The British Columbia Court of Appeal has recently confirmed the "human rights" approach that is required by employers in "hybrid" cases that involve blameworthy (or culpable) conduct and conduct arising due to a disability (non-culpable conduct)1. If an employee has a disability that is connected to the misbehaviour, an employer will have a duty to accommodate the employee’s disability to the point of undue hardship rather than dealing with the conduct strictly as a disciplinary matter. This becomes particularly complicated where the disability is a treatable disease (e.g., alcoholism, drug addiction, and, in some circumstances, mental illness) because it is recognized that employees who suffer from such disabilities must take some responsibility for treatment and misconduct.

But how much responsibility should be placed on the employee? How does the employer decide it has done enough to accommodate the employee? There is no definitive answer as to what an employer must do to fulfill its duty to accommodate and address "hybrid" cases. In assessing and managing these circumstances, an employer should consider the following:

  1. Review each case on an individual basis. Investigate and document what has occurred. Consider what is known about the employee and any medical issues the employee may have. This process could take considerable time and effort.

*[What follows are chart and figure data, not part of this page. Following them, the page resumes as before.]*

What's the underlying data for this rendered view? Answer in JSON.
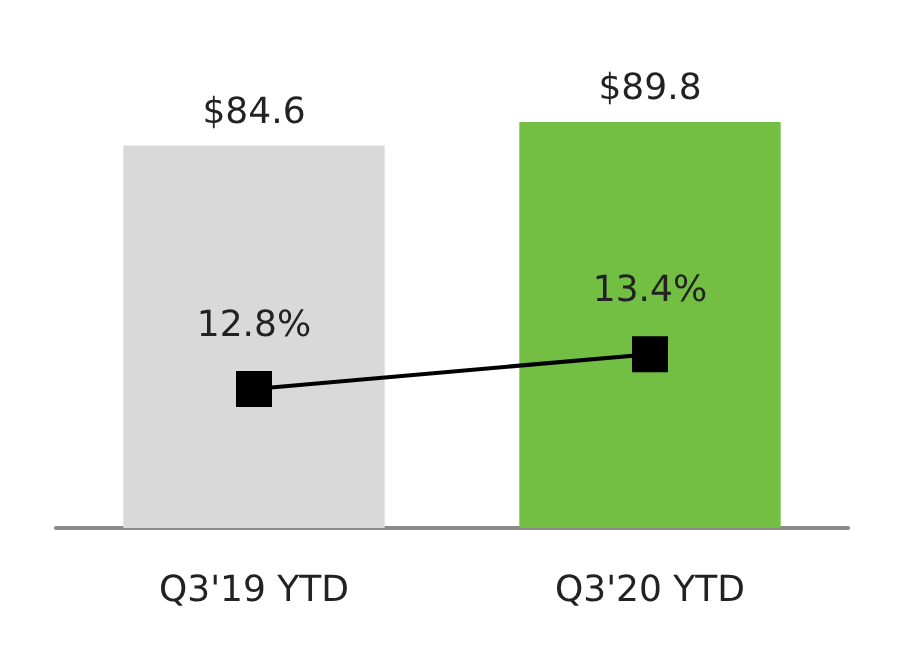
{
  "chart_data": {
    "type": "bar",
    "categories": [
      "Q3'19 YTD",
      "Q3'20 YTD"
    ],
    "series": [
      {
        "colors": [
          "#d9d9d9",
          "#72bf44"
        ],
        "values": [
          84.6,
          89.8
        ],
        "value_labels": [
          "$84.6",
          "$89.8"
        ]
      },
      {
        "type": "line",
        "axis": "y2",
        "color": "#000000",
        "values": [
          12.8,
          13.4
        ],
        "value_labels": [
          "12.8%",
          "13.4%"
        ]
      }
    ],
    "marker": "square"
  }
}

It will likely involve the employee, the union (if there is one), and, perhaps, medical practitioners.
  2. Is there any link between the misconduct and the disability? That is, is there evidence that the employee’s misconduct was caused by symptoms relating to the disability? If so, then the "human rights" approach is required. If not, then the employer can discipline as appropriate.
  3. Where the disability is a cause of the misconduct, the employer must meet its duty to accommodate the employee by engaging in an individualized assessment of how the employee can be accommodated (to the point of undue hardship).
  4. Undue hardship means that the employer must be prepared to suffer some hardship in accommodating the employee. In fact, to fulfill the duty to accommodate, the employer must be able to show that it is impossible to accommodate the individual employee without suffering undue hardship. This is a very high standard, but one that is determined with balance, common sense and reasonableness in mind.
  5. The factors that should be considered when deciding whether the duty to accommodate has been met may vary depending on the jurisdiction in which the employer operates. However, the most common are:
  • financial costs;
  • disruption of the collective agreement, if any;
  • morale of other employees and the effect on the rights of other employees;
  • interchangeability of the workforce and facilities;
  • size of the employer’s operations;
  • risks to health and safety of the employee, other employees and the public;
  • whether the employee’s job itself exacerbates the disability;
  • what efforts have been made by the employee to facilitate the accommodation process, including responsibility taken for rehabilitation and efforts made to address any relapses.
  1. Consider non-culpable (e.g., required rehabilitation or treatment) and culpable (e.g., financial consequences, strict behavioural agreements) elements when managing and resolving "hybrid" cases. 2


1 Health Employers Association of British Columbia (Kootenay Boundary Regional Hospital) v. British Columbia Nurses’ Union, 2006 BCCA 57; Kemess Mines Ltd. V. Operating Engineers, Local 155, 2006 BCCA 58.

2 Fraser Lake Sawmills, BCLRB No. B390/2002.